Portals of discovery

During the Open Source discussion (as mentioned below), the presenter Christopher Lydon wished for a Great American Novel like Dostoevsky's Demons, which James Wood referred to as The Possessed (so I presume that's the same book with in a different translation. It's also translated as The Devils). Anyway, this was the work that Thomas Bernhard read as a young man in a sanatorium, dying (or so it seemed) from tuberculosis:
Never in my whole life have I read a more engrossing and elemental work, and at the time I had never read such a long one. It had the effect of a powerful drug, and for a time I was totally absorbed by it. For some time after my return home I refused to read another book, fearing that I might be plunged headlong into the deepest disappointment. For weeks I refused to read anything at all. The monstrous quality of The Demons had made me strong; it had shown me a path that I could follow and told me that I was on the right one, the one that led out.
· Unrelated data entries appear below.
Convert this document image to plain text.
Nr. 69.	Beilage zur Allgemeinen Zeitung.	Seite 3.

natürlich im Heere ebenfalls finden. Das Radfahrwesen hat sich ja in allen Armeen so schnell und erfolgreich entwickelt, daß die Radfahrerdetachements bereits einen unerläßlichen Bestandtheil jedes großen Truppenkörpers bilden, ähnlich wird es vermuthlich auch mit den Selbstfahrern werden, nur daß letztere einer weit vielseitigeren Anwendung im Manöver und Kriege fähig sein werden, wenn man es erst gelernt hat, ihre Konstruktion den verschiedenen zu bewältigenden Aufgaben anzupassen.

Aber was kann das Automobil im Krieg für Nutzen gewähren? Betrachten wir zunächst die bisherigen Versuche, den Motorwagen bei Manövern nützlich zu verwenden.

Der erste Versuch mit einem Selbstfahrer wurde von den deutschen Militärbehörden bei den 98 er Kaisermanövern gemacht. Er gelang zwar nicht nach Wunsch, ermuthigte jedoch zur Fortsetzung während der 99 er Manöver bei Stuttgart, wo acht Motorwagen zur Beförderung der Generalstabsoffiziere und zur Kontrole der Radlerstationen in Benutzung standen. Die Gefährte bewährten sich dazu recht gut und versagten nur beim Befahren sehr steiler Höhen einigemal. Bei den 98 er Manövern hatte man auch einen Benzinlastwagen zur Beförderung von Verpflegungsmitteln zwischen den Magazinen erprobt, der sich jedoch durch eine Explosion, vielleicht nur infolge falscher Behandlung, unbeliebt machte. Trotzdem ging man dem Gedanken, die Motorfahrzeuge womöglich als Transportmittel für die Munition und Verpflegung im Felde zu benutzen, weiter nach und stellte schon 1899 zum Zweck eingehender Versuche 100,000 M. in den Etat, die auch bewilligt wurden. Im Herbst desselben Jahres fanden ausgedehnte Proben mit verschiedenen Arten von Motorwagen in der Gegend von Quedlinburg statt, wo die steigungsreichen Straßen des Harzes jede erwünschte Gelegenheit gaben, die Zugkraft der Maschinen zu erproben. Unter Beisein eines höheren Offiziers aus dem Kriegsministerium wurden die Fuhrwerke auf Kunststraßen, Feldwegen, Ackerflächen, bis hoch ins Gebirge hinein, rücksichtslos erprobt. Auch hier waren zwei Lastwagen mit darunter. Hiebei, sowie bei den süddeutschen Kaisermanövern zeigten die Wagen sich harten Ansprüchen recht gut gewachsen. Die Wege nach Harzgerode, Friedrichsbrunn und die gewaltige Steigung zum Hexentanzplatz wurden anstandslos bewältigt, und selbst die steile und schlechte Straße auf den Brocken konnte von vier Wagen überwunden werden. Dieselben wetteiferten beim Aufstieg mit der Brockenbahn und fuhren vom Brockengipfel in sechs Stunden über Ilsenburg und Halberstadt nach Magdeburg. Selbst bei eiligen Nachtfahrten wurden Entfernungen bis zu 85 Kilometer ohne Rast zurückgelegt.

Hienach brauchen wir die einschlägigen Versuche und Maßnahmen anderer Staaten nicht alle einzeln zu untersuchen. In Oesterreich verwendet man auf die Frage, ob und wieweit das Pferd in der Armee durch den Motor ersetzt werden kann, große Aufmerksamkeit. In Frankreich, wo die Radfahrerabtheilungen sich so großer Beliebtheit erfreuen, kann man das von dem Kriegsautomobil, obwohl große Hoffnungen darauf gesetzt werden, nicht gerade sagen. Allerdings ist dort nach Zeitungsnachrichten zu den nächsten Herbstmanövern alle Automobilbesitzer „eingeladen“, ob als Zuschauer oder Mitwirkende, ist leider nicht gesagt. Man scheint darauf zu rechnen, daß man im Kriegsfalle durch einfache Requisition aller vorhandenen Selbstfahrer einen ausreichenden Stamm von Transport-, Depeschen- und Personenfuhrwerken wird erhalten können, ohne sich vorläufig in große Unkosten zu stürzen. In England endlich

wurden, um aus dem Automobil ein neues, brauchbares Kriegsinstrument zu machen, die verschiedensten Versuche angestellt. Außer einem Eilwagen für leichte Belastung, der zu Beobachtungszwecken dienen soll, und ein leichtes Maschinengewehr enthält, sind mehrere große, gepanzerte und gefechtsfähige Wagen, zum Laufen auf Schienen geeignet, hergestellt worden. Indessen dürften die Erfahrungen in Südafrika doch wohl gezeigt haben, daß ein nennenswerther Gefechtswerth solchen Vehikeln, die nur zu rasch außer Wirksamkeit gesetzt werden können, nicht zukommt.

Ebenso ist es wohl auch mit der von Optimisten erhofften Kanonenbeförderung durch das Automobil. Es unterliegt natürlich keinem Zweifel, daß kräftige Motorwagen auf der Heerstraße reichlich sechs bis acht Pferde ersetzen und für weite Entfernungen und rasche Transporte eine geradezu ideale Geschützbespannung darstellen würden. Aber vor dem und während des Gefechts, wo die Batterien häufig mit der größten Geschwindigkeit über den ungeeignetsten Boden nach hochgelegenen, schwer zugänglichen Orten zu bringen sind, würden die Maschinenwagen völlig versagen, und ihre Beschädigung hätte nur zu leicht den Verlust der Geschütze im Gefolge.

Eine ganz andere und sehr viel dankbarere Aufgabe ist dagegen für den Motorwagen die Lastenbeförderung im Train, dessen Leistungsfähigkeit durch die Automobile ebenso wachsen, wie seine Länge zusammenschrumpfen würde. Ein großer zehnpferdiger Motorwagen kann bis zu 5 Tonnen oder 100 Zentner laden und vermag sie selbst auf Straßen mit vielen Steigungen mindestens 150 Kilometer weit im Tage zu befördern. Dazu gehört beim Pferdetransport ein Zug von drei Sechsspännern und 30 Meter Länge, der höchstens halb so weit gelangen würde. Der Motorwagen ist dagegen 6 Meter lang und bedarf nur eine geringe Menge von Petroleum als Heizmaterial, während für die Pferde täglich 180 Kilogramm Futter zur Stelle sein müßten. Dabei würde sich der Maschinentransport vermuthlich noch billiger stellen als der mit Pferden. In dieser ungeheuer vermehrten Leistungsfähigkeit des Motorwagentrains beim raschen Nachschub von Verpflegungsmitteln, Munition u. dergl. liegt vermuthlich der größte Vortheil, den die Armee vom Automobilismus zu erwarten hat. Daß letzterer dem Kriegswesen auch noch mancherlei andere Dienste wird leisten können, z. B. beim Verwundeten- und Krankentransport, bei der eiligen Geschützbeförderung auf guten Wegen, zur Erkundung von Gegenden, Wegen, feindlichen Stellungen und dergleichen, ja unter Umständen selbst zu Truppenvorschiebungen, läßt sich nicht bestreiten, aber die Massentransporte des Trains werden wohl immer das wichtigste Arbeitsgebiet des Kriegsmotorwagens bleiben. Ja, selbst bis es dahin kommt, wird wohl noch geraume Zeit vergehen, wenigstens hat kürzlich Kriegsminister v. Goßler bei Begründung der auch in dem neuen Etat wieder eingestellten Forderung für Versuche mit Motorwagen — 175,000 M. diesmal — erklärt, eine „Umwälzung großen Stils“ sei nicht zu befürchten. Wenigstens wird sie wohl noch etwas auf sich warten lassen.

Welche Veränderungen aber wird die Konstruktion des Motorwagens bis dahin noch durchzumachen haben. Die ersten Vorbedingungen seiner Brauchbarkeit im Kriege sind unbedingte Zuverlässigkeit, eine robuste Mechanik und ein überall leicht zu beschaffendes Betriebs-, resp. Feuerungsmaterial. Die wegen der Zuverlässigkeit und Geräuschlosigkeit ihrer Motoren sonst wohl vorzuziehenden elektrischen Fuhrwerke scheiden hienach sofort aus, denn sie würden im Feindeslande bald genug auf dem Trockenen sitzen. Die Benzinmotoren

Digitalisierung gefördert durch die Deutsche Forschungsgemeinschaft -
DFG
I had felt the impact of a work that was both wild and great, and I emerged from the experience like a hero. Seldom has literature produced such an overwhelming effect on me.
This is from Gathering Evidence, itself an engrossing and elemental work. Almost everything he says about Demons applies also to my experience of reading Gathering Evidence. Curious then that Bernhard did not go on to write an Austrian version of that novel. He merely reinvented the novel in his own likeness.